THE Phantom Time Hypothesis states nearly 300 years of human history have been made up and we are currently living in the year 1724 - but where did this bizarre theory come from and could it be true?

Although 2020 will go down as possibly the worst year in history, some conspiracy theorists will contend with this title. This is because a small number of historians have bizarrely proposed the Middle Ages never happened and our calendars are greatly out of sync with the actual timeline. According to the German historian Herbert Illig, the year is 1724 and much of what you thought you knew about history and how time works is flat-out wrong.

Illig first proposed in the 1980s the Phantom Time Hypothesis, according to which the calendars were muddled with and advanced by about 297 years.

The historian proposed the years between 614 and 911 AD were simply glossed over although the exact reasoning behind this monumental clerical error is unclear.

One version states the Holy Roman Emperor Otto III (980 to 1002 AD) wanted his reign to begin in 1000 AD, rather than the 700s - or 996 AD as it really was.

The Emperor is said to have schemed with Pope Sylvester II (946 to 1003 AD) to advance the calendars.

In another version of the theory, it was the Byzantine Emperor Constantine V (905 to 959 AD) who stood behind the mix-up.

Illig also based his claims on a discrepancy between the Julian Calendar introduced under Julius Caesar in 45 BC, the Gregorian Calendar introduced in 1582 AD and the solar year.

Because the Earth's orbit of the Sun lasts 365 and a quarter of a day - and then a bit still - certain concessions need to be made.

The Julian Calendar introduced a leap year every four years, making its average year 365.25 days long.

But the real solar year is 365.24219 days long, meaning the Julian calendar gained a day every 128 years.

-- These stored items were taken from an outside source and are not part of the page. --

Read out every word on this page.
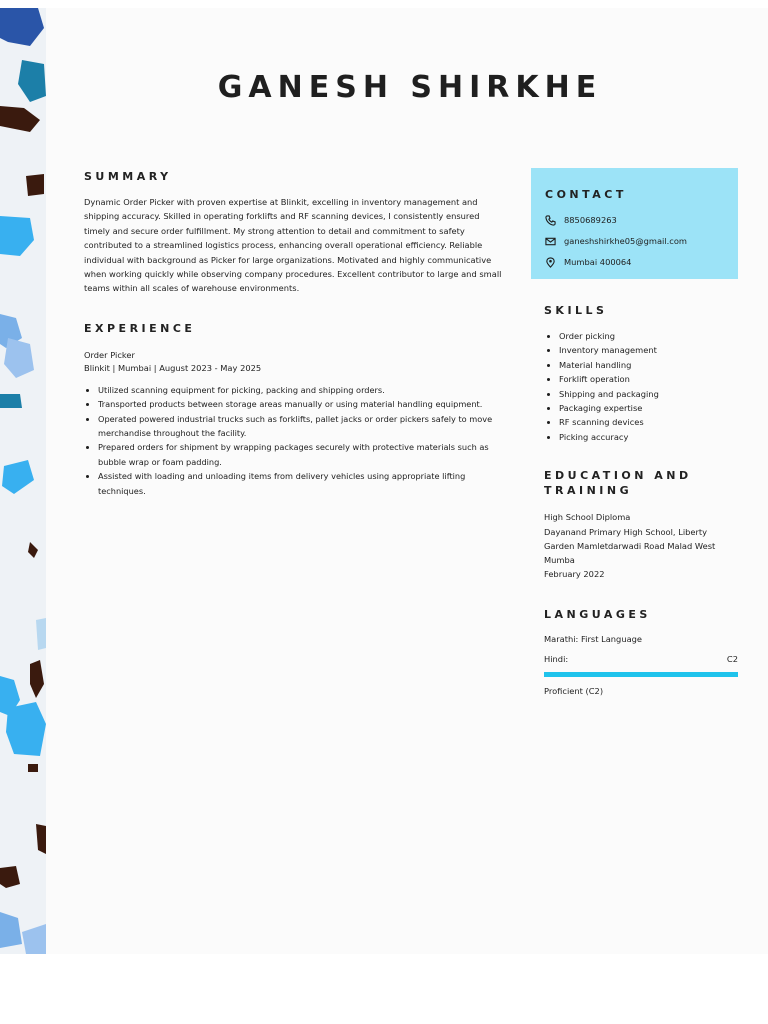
GANESH SHIRKHE
SUMMARY

Dynamic Order Picker with proven expertise at Blinkit, excelling in inventory management and shipping accuracy. Skilled in operating forklifts and RF scanning devices, I consistently ensured timely and secure order fulfillment. My strong attention to detail and commitment to safety contributed to a streamlined logistics process, enhancing overall operational efficiency. Reliable individual with background as Picker for large organizations. Motivated and highly communicative when working quickly while observing company procedures. Excellent contributor to large and small teams within all scales of warehouse environments.

EXPERIENCE
Order Picker
Blinkit | Mumbai | August 2023 - May 2025
• Utilized scanning equipment for picking, packing and shipping orders.
• Transported products between storage areas manually or using material handling equipment.
• Operated powered industrial trucks such as forklifts, pallet jacks or order pickers safely to move merchandise throughout the facility.
• Prepared orders for shipment by wrapping packages securely with protective materials such as bubble wrap or foam padding.
• Assisted with loading and unloading items from delivery vehicles using appropriate lifting techniques.
CONTACT
8850689263
ganeshshirkhe05@gmail.com
Mumbai 400064
SKILLS
• Order picking
• Inventory management
• Material handling
• Forklift operation
• Shipping and packaging
• Packaging expertise
• RF scanning devices
• Picking accuracy
EDUCATION AND TRAINING
High School Diploma
Dayanand Primary High School, Liberty Garden Mamletdarwadi Road Malad West Mumba
February 2022
LANGUAGES
Marathi: First Language
Hindi:	C2
Proficient (C2)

This created a 13-day discrepancy by the time the Gregorian Calendar was introduced nearly more than 1,600 years later, which was not wholly addressed by Pope Gregory XIII and his mathematicians.

The Pope had only accounted for a 10-day discrepancy in 1582, so October 4, 1582, on the Julian calendar was instantly followed by October 15, 1582, on the Gregorian calendar.

If there was a 10-day discrepancy, that would mean the Julian calendar was around for some 1,280 years (10 multiplied by 128) - the three days added up to three centuries - and not 1,664 years (13 multiplied by 128).

In other words, it would mean Julius Ceasar introduced the calendar more than 300 years after his death.

Does this mean history has glossed over some 300 years of human history? Most likely not.

If it did, it would mean figures like Charlemagne, King of the Franks, never really existed or lived at different points in time and Illig blew the cover on one of the world's biggest conspiracies.

Astronomical observations show many events, such as the passing of the Comet Halley in 240 BC, which was recorded by Chinese texts, did indeed happen, even though the Phantom Time Hypothesis states these "phantom years" are not real.

The dating of archaeological artefacts and monuments also blows the theory out of the water.

And although most historians have outright rejected the theory, it was entertained by some in the 1990s.

Dr Hans-Ulrich Niemitz penned a paper on the theory in 1995, in which he expanded upon Illig's ideas.

In a paper titled Did the Early Middle Ages Really Exist?, he wrote: "This question in itself – and more so the answer ‘NO, the early Middle Ages did not exist’ – is surprising, to say the least.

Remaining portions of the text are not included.